En aquel tiempo, a algunos que, teniéndose por justos, se sentían
seguros de sí mismos y despreciaban a los demás, dijo Jesús esta
parábola: «Dos hombres subieron al templo a orar. Uno era fariseo; el
otro, un publicano. El fariseo, erguido, oraba así en su interior: "¡Oh
Dios!, te doy gracias, porque no soy como los demás: ladrones, injustos,
adúlteros; ni como ese publicano. Ayuno dos veces por semana y pago el
diezmo de todo lo que tengo." El publicano, en cambio, se quedó atrás y
no se atrevía ni a levantar los ojos al cielo; sólo se golpeaba el
pecho, diciendo: "¡Oh Dios!, ten compasión de este pecador." Os digo que
éste bajó a su casa justificado, y aquél no. Porque todo el que se
enaltece será humillado, y el que se humilla será enaltecido.»

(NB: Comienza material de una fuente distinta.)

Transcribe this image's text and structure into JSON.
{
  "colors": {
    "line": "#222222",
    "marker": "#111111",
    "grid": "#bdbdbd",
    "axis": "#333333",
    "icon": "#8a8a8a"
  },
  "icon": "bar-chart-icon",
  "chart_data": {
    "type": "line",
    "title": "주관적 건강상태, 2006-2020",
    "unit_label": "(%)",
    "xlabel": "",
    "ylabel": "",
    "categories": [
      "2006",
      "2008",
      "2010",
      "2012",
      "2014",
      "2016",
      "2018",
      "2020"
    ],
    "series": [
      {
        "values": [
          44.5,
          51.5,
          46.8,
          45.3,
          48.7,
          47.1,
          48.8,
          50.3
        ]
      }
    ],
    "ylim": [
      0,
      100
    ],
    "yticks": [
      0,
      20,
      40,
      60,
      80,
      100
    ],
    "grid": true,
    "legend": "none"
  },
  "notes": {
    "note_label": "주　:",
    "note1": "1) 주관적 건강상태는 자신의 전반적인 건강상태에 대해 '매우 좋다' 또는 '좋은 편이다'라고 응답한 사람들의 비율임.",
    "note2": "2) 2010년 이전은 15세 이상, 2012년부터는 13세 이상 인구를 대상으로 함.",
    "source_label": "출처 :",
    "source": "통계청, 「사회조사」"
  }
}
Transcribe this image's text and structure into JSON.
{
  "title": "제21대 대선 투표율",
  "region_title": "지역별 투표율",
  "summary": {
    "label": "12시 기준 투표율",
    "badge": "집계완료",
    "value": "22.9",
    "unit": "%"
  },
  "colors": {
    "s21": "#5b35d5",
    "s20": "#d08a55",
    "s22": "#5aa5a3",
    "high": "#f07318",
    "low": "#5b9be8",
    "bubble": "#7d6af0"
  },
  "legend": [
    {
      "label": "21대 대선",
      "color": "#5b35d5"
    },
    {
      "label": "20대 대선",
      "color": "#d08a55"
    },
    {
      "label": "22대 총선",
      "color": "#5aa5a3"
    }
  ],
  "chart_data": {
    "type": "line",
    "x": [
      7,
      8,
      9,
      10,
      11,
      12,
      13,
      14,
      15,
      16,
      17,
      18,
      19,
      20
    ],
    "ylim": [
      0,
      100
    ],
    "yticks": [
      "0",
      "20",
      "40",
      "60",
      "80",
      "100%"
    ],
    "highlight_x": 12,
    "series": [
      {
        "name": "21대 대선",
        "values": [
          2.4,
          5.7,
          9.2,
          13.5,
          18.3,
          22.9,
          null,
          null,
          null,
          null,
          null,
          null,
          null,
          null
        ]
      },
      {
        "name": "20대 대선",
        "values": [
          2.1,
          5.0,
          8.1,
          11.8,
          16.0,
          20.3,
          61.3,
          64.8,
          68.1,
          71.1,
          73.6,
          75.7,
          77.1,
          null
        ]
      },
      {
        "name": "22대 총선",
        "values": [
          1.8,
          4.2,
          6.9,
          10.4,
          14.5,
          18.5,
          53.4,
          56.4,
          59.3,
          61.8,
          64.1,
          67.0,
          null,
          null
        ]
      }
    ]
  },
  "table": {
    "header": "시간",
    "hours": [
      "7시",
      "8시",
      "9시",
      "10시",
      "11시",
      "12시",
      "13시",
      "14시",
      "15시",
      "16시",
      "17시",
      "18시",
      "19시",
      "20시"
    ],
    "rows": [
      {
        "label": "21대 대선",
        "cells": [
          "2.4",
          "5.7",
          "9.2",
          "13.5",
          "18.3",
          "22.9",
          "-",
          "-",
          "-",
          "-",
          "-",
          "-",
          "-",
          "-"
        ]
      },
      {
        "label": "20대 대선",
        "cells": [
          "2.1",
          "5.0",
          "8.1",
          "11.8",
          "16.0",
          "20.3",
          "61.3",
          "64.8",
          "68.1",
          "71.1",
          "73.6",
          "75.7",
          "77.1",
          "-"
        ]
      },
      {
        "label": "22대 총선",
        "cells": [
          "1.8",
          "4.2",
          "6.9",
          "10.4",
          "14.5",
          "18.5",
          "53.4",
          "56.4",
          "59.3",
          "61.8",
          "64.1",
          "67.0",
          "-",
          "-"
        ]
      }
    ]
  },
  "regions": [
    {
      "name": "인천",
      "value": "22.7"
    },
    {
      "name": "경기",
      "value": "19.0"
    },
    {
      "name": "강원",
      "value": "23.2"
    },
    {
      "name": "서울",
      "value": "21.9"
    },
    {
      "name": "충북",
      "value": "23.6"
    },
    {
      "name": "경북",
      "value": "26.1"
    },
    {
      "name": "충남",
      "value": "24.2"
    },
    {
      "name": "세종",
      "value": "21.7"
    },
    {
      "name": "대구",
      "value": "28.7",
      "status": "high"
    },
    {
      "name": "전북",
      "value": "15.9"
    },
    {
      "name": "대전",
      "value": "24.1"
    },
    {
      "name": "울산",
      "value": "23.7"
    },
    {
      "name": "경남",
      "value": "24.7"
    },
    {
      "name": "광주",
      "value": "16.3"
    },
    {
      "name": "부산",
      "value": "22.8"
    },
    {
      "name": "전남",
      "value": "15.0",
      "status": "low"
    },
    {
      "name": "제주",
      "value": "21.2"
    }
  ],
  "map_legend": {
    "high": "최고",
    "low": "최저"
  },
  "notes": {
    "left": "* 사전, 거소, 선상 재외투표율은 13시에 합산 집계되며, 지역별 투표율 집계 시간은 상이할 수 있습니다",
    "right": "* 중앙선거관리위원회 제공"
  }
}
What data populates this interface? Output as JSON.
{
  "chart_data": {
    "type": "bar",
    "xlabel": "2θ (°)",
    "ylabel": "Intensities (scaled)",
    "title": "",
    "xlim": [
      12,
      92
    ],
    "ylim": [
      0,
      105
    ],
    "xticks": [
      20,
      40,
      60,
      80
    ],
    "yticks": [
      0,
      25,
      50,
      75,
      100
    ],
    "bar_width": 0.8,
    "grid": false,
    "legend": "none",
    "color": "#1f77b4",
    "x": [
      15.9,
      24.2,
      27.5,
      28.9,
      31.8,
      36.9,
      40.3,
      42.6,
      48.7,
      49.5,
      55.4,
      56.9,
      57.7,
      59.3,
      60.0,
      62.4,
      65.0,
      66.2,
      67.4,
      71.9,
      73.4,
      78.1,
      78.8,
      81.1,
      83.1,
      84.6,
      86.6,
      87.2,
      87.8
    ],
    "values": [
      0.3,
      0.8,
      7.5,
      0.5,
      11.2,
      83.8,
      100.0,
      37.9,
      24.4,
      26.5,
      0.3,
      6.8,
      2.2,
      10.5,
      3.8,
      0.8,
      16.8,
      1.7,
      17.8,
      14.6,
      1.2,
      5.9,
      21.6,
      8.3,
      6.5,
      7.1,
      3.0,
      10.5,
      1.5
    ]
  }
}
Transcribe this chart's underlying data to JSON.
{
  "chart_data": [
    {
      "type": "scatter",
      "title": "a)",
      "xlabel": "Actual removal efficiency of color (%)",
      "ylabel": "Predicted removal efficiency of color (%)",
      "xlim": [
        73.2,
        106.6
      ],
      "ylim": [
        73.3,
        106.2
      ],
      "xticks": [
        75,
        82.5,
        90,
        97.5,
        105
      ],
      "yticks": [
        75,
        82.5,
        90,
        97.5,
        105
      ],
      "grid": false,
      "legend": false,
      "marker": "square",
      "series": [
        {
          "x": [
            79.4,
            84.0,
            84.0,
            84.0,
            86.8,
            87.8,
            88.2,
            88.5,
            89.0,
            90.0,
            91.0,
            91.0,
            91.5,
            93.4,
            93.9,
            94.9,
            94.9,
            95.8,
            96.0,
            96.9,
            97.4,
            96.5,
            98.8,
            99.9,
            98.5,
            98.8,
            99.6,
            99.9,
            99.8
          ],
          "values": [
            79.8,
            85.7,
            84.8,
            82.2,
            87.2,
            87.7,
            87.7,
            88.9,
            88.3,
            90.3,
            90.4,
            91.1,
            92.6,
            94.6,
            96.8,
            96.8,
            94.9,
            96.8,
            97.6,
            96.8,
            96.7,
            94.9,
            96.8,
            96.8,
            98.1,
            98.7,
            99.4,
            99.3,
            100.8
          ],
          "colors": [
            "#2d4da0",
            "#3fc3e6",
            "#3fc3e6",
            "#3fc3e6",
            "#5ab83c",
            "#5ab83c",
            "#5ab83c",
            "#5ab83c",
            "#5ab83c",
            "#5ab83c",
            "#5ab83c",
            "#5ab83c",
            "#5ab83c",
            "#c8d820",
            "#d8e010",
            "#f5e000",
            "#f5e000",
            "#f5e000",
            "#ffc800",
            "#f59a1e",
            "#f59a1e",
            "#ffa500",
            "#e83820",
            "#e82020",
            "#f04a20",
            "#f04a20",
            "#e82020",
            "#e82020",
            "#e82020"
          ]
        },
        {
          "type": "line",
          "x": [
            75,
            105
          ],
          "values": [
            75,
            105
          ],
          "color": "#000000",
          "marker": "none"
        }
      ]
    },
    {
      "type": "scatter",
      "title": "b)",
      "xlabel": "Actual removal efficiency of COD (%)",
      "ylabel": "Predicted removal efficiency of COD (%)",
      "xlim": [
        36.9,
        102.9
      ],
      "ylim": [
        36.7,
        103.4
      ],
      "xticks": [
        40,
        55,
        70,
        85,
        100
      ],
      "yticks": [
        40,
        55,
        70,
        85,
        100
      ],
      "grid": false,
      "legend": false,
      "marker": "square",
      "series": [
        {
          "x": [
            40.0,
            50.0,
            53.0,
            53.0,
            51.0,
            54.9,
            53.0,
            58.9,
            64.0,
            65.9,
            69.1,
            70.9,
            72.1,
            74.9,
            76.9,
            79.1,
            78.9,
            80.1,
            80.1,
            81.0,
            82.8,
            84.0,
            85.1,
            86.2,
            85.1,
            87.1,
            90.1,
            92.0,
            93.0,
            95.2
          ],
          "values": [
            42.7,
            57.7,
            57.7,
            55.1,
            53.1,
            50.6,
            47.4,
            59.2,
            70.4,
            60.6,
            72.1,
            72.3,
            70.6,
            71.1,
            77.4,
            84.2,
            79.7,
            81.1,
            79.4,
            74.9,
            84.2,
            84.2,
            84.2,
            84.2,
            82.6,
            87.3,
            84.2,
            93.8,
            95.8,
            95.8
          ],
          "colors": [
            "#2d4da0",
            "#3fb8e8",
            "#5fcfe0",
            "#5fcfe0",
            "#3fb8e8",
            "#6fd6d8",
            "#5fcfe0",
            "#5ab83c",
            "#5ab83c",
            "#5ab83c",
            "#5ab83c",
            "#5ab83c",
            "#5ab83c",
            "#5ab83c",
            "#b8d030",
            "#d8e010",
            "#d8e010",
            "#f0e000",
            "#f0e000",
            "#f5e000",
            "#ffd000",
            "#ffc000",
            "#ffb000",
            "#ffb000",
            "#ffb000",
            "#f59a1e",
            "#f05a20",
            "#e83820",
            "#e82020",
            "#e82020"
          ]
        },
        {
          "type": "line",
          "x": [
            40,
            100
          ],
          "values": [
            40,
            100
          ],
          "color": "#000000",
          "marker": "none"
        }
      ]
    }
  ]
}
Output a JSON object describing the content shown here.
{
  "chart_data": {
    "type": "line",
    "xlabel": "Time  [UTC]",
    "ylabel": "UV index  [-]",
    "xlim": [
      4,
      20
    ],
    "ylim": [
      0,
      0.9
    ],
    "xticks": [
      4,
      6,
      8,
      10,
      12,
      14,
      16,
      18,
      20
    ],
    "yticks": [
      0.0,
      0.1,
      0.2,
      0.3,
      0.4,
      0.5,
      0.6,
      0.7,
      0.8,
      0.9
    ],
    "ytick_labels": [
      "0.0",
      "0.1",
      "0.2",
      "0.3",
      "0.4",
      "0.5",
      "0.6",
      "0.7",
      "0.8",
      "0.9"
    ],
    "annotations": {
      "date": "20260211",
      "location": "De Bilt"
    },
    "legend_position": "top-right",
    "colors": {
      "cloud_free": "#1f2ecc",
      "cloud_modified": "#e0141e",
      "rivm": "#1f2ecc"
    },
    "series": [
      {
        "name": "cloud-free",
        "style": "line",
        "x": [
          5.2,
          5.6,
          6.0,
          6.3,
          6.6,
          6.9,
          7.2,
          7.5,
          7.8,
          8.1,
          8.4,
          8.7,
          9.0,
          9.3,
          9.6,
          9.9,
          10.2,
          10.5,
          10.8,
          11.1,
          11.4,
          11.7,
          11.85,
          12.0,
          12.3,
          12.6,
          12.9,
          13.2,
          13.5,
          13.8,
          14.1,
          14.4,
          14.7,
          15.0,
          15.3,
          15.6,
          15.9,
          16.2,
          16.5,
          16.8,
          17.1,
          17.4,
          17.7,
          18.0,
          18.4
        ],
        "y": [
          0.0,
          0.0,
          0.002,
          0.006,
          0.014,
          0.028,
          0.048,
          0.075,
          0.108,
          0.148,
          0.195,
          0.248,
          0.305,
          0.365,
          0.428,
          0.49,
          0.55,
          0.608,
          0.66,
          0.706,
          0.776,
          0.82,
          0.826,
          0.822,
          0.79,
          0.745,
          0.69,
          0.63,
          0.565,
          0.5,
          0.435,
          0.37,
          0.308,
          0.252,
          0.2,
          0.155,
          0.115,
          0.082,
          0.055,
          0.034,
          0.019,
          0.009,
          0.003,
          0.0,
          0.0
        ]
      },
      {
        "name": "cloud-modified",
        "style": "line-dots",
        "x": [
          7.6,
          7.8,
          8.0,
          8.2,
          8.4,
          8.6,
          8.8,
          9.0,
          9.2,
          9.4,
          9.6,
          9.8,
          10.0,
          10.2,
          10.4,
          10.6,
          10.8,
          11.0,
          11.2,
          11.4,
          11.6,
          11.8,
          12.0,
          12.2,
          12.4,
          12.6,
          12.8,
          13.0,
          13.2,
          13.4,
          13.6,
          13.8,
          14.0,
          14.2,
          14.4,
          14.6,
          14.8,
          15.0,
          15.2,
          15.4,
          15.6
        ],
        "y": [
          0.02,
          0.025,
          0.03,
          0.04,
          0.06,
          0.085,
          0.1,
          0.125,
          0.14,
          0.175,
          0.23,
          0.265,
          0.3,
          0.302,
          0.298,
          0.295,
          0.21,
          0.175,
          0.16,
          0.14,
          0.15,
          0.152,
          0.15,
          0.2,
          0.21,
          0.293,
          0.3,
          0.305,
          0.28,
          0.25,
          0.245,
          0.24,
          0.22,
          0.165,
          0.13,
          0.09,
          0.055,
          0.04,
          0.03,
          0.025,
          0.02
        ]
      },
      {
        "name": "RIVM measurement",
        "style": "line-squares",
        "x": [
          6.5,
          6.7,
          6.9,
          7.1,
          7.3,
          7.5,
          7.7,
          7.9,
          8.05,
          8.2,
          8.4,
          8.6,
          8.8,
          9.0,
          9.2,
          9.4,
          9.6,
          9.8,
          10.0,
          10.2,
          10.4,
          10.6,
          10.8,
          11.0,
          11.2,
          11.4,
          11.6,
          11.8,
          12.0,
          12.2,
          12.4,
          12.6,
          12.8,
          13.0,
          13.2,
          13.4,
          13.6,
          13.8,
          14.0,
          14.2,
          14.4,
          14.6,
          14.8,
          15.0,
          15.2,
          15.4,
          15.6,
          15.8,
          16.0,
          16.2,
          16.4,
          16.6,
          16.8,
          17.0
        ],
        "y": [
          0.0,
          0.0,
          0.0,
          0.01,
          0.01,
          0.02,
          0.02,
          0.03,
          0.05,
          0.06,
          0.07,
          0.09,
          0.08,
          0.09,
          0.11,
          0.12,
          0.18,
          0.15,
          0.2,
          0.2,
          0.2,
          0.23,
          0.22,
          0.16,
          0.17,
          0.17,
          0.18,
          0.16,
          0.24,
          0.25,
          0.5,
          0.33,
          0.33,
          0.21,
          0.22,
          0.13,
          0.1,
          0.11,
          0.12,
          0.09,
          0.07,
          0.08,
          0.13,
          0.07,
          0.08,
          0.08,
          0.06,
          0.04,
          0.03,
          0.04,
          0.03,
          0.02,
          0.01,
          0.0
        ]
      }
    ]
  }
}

Cuando nos miramos a nosotros mismos con realismo y reconocemos nuestro
propio mal sobre el fondo de nuestro verdadero valor, aprendemos a
mirar a Dios y a los demás con ojos nuevos. A Dios con agradecimiento; a
los demás con misericordia. Y así nos vamos haciendo justos, esto es,
nos vamos justificando: justos con Dios, fuente y origen de todo valor,
al que agradecemos sus dones y pedimos que nos perdone y levante cuando
no estamos a la altura; y justos con los demás, a los que aprendemos a
no despreciar, y también a no envidiar, pues descubrimos que en cada uno
reside en valor exclusivo y único, una riqueza propia, que también me
enriquece a mí.
De hecho, la esencia del amor cristiano no privilegia la preferencia
hacia los pobres y desgraciados porque considere que esas posiciones
sean deseables por sí mismas, sino porque descubre en los prostrados por
el sufrimiento, la pobreza o la injusticia una dignidad contra la que
estas situaciones atentan; el amor cristiano se inclina sin temor con la
intención de levantar al que se encuentra en una situación humillante. Y
así ayuda a que cada uno pueda llegar a ser sí mismo y realizar su
misión en la vida.
Concluyendo, la Palabra de Dios nos llama hoy a mirarnos a nosotros
mismos con realismo, a descubrir y reconocer nuestra pobreza, a implorar
de Dios su misericordia (una buena ocasión para acercarse al sacramento
de la reconciliación), para así quedar justificados, esto es, hechos
justos y, por eso mismo, ajustados en nuestro quicio vital, más
plenamente nosotros mismos. Así podremos realizar mejor la misión que la
vida, nuestras propias decisiones y, en último término, Dios nos han
confiado para bien nuestro y de los demás. Así nos lo enseña la carta a
Timoteo, que no es una profesión de orgullo consumado, sino el
reconocimiento de que la obra buena que Dios inició en él, el mismo Dios
la lleva a término. Y ese término, lo dice también Jesús en el
evangelio, y da de ello testimonio Pablo, no es la humillación sino el
enaltecimiento del hombre en la plena comunión con Dios.